不更新的話會遇到這個問題,所以記得更新哦,而且上邊已給了提示run apt-get update or try with --fix-missing

3,安裝 Docker

也可以參考其它過程安裝

apt-get install docker.io

如果需要配置為開機啟動,可執行以下命令

systemcd enable docker

systemcd start docker

如果要配置 Docker 映象加速,開啟 /etc/docker/daemon.json 檔案,registry-mirrors 增加或修改,加入https://registry.docker-cn.com 這個地址,也可以填寫阿里雲騰訊雲等映象加速地址。

示例

{
	"registry-mirrors": [

		"https://registry.docker-cn.com"

	]

}

重啟 Docker,使配置生效

sudo systemctl daemon-reload

sudo systemctl restart docker

4,安裝 K8S

禁用 swapoff

# 暫時關閉SWAP分割槽
swapoff -a
# 永久禁用SWAP分割槽
swapoff -a && sed -i '/ swap / s/^\(.*\)$/#\1/g' /etc/fstab

將系統中橋接的IPv4以及IPv6的流量串通:

cat >/etc/sysctl.d/k8s.conf << EOF
net.bridge.bridge-nf-call-ip6tables = 1
net.bridge.bridge-nf-call-iptables = 1
EOF
sysctl --system

執行以下命令安裝 https 工具以及 k8s。

apt-get update && apt-get install -y apt-transport-https curl
apt-get install -y kubelet kubeadm kubectl --allow-unauthenticated
    
#常用命令
重啟kubelet服務:
systemctl daemon-reload
systemctl restart kubelet
sudo systemctl restart kubelet.service
sudo systemctl daemon-reload
sudo systemctl stop kubelet
sudo systemctl enable kubelet
sudo systemctl start kubelet

執行下面命令測試是否正常

kubeadm version

#結果示例
kubeadm version: &version.Info{Major:"1", Minor:"22", GitVersion:"v1.22.2", GitCommit:"8b5a19147530eaac9476b0ab82980b4088bbc1b2", GitTreeState:"clean", BuildDate:"2021-09-15T21:37:34Z", GoVersion:"go1.16.8", Compiler:"gc", Platform:"linux/amd64"}

如果安裝時,出現下面情況,說明系統得映象源中,找不到 k8s 的軟體包。

E: Unable to locate package kubelet
E: Unable to locate package kubeadm
E: Unable to locate package kubectl

可以開啟 /etc/apt/sources.list 檔案,新增一行

deb https://mirrors.aliyun.com/kubernetes/apt kubernetes-xenial main

先執行更新軟體包命令,再次執行安裝 K8s 的命令。

這一步安裝curl時可能會遇到這個問題

The following signatures couldn't be verified because the public key is not available: NO_PUBKEY FEEA9169307EA071 NO_PUBKEY 8B57C5C2836F4BEB
Reading package lists... Done
W: GPG error: https://mirrors.aliyun.com/kubernetes/apt kubernetes-xenial InRelease: The following signatures couldn't be verified because the public key is not available: NO_PUBKEY FEEA9169307EA071 NO_PUBKEY 8B57C5C2836F4BEB
E: The repository 'https://mirrors.aliyun.com/kubernetes/apt kubernetes-xenial InRelease' is not signed.
N: Updating from such a repository can't be done securely, and is therefore disabled by default.
N: See apt-secure(8) manpage for repository creation and user configuration details.
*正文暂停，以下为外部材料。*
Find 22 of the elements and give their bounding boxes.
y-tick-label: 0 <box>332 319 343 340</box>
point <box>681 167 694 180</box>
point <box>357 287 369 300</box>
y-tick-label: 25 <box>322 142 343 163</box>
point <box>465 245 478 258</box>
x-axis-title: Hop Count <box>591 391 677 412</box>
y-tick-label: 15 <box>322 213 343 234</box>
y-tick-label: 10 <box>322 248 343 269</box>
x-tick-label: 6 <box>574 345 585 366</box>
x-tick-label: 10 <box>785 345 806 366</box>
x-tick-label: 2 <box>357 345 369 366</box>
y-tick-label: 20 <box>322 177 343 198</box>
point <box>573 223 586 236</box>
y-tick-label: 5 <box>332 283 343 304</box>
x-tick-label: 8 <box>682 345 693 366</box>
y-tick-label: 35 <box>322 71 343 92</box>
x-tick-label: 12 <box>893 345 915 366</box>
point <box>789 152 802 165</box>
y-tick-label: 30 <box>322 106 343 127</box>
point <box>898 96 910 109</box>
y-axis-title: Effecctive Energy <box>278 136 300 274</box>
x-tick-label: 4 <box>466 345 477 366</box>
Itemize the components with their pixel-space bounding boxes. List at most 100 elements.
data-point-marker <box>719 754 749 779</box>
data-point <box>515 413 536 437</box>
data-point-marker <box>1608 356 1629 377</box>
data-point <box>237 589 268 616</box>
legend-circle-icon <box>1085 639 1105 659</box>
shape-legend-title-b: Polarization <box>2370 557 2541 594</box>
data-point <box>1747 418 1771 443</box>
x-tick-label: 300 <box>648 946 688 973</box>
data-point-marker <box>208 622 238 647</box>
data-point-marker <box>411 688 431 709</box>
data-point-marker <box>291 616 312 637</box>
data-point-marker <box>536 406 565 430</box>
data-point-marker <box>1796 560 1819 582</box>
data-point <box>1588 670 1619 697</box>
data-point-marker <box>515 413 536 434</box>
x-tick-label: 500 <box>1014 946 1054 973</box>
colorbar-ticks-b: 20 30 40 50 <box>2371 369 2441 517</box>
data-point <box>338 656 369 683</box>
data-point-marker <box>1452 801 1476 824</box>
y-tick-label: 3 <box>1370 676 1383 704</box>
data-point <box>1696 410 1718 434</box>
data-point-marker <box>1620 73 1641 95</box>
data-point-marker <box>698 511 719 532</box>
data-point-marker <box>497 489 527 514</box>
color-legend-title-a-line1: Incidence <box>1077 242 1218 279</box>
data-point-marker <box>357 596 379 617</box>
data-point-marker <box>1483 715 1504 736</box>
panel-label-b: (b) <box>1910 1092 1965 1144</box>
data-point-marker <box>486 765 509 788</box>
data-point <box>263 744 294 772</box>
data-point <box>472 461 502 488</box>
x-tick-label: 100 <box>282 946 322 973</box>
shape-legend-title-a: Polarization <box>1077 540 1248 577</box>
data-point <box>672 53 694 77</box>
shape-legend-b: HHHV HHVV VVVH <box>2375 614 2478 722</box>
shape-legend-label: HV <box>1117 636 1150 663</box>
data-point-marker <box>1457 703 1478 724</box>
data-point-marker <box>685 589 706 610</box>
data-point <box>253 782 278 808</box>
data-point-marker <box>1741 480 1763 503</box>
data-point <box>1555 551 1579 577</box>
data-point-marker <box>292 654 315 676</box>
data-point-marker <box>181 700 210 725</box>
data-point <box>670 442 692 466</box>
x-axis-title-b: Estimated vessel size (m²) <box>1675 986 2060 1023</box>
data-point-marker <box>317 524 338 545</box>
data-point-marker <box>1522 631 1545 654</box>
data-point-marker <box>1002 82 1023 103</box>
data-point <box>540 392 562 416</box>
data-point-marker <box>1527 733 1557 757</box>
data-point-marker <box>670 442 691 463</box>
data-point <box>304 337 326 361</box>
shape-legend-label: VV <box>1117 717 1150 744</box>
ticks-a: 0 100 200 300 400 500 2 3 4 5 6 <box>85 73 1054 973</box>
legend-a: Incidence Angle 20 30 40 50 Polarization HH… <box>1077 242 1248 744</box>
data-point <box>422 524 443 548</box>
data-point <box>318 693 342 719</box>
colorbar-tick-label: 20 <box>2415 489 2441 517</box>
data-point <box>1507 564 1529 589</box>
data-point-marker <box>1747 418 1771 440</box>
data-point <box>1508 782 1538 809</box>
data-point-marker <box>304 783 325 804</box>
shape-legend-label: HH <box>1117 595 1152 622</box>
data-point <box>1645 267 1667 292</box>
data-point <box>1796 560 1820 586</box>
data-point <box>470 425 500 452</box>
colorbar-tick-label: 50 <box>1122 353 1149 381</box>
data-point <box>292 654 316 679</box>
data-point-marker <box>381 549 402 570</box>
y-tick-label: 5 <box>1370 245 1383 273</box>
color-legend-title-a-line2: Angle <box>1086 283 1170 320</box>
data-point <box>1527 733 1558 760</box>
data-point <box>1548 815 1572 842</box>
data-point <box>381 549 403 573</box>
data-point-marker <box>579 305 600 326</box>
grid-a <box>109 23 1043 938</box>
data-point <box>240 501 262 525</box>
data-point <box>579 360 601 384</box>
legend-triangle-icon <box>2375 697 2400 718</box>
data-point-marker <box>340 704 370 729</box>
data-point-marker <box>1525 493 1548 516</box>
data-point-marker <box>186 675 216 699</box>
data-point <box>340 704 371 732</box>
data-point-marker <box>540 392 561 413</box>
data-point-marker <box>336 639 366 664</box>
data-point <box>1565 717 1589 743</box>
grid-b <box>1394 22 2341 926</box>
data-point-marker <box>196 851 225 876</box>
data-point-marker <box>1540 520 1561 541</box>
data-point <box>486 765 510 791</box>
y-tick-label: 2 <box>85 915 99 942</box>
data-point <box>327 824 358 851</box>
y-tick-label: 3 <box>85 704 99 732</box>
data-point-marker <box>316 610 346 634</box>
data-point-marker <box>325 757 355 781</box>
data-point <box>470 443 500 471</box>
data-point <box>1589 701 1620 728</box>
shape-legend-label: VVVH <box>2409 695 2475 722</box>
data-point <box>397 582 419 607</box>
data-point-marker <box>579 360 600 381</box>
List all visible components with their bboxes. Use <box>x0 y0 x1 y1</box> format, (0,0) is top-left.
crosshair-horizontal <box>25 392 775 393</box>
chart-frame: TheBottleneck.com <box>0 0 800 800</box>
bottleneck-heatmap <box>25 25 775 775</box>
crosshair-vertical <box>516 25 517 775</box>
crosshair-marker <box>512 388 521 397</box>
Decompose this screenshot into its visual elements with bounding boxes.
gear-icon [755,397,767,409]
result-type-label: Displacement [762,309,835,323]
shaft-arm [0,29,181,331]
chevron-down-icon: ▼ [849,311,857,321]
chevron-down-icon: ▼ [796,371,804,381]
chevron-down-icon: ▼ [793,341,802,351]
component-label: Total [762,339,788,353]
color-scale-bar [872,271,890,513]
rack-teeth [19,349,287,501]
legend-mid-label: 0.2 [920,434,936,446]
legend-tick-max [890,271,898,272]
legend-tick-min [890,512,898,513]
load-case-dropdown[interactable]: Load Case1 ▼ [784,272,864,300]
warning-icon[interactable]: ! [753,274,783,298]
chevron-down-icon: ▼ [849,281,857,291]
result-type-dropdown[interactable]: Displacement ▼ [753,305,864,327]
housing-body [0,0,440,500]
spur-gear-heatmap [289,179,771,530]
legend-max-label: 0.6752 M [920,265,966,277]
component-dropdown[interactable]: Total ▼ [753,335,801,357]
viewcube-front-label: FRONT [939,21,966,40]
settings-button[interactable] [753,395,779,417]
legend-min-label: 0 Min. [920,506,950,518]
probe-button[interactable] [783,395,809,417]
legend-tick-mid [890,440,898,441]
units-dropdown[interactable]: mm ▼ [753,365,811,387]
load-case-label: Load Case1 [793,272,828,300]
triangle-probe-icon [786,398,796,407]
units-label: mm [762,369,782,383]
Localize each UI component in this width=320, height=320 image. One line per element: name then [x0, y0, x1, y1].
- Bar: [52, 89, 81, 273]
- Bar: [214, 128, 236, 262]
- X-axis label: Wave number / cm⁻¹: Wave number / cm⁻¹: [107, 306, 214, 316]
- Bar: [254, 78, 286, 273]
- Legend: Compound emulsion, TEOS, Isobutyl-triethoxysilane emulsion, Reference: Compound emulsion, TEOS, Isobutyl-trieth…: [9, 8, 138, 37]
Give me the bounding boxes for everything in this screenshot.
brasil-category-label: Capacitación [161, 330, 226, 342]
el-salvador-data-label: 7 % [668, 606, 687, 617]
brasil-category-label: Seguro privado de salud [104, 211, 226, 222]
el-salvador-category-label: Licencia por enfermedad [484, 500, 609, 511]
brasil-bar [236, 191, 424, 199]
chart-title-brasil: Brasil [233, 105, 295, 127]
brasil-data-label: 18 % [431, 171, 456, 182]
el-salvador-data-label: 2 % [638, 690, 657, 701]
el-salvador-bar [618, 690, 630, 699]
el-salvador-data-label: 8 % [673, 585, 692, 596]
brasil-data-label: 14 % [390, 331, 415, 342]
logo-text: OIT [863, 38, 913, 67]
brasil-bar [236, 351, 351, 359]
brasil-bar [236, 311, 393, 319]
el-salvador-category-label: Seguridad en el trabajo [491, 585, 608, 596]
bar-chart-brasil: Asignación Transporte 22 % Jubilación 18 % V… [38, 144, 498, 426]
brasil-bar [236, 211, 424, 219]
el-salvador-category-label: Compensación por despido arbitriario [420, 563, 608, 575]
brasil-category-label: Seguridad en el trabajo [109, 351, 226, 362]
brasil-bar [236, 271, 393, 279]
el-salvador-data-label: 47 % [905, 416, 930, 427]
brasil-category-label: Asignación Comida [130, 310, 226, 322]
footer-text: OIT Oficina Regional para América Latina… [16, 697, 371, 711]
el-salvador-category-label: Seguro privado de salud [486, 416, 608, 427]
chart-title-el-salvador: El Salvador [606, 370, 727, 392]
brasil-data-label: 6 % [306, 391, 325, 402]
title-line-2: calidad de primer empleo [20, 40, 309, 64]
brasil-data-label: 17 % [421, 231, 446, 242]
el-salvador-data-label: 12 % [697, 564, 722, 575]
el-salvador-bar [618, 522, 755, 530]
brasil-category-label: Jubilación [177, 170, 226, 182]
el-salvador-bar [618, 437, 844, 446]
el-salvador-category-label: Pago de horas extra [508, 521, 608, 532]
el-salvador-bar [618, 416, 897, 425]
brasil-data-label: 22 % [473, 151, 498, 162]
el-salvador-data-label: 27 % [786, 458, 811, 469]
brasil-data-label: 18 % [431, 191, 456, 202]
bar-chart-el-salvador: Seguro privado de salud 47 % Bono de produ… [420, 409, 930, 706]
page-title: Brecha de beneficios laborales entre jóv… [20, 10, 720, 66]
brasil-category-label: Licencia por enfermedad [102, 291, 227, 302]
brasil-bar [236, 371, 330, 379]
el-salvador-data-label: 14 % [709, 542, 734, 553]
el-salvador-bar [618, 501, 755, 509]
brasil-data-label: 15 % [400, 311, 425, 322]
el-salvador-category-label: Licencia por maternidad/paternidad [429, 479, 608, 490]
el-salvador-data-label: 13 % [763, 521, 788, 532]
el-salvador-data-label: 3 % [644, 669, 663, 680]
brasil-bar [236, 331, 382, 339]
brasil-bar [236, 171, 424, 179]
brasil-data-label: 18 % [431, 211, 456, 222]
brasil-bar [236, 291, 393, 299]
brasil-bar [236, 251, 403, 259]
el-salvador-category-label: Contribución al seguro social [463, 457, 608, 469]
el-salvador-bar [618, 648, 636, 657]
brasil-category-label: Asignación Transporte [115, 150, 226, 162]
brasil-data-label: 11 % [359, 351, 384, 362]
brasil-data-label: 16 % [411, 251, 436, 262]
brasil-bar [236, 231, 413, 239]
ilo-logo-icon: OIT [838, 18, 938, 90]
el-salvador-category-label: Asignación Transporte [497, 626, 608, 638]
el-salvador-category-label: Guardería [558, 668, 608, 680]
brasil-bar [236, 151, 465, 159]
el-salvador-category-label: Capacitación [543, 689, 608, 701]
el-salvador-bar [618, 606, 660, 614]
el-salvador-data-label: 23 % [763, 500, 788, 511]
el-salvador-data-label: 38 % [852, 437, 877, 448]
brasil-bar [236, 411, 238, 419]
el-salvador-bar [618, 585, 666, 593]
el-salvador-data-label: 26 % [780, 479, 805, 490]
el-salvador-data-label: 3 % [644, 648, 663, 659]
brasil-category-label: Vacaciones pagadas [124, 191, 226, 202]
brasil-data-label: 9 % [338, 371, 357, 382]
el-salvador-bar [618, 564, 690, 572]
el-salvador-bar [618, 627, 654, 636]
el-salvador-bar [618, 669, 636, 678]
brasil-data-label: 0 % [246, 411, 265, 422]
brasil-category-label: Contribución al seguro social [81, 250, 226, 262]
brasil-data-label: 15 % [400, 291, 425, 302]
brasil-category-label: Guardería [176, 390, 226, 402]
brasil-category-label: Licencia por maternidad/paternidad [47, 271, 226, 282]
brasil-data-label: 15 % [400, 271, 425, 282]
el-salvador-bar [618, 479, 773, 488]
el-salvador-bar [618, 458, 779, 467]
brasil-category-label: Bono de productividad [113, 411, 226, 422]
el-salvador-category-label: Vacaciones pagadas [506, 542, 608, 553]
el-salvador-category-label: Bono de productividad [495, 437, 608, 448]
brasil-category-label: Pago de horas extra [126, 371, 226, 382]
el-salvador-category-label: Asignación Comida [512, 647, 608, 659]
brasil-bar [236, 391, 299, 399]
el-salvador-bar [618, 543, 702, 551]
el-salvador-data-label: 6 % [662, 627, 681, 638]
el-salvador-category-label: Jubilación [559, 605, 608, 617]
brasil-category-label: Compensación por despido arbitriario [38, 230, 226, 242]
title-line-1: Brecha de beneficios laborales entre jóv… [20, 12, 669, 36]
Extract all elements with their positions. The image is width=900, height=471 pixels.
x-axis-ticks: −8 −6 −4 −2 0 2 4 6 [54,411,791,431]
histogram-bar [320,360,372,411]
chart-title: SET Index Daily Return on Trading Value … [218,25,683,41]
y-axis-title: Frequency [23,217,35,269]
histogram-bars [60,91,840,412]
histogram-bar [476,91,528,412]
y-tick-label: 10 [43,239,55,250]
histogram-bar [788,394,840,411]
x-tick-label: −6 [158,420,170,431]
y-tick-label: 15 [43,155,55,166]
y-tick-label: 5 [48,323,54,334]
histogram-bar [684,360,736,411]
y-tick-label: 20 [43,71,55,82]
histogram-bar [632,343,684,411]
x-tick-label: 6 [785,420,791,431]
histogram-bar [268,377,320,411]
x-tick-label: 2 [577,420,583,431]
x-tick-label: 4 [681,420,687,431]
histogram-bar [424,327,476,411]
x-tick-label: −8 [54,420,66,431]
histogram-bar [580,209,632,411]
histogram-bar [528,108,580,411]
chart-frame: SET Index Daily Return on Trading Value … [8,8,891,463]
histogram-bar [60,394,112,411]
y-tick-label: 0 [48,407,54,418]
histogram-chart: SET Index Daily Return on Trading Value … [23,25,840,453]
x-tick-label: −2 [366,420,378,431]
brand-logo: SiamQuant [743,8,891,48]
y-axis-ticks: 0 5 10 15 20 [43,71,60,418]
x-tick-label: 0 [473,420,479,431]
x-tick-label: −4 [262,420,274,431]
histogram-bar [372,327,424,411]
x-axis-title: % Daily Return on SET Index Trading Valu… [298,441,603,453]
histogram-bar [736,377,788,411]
只需執行即可(key就是NO_PUBKEY後的值,根據你自己的key進行替換)

 apt-key adv --keyserver keyserver.ubuntu.com --recv-keys  FEEA9169307EA071

上面命令,安裝了 kubeletkubeadmkubectlkubelet 是 k8s 相關服務,kubectlk8s 管理客戶端,kubeadm 是部署工具。

如果只是node的話到這裡就可以了

另一臺阿里雲加入叢集只需執行(這個在下面會告訴你怎麼弄出來的,等全看完再回來搞就行)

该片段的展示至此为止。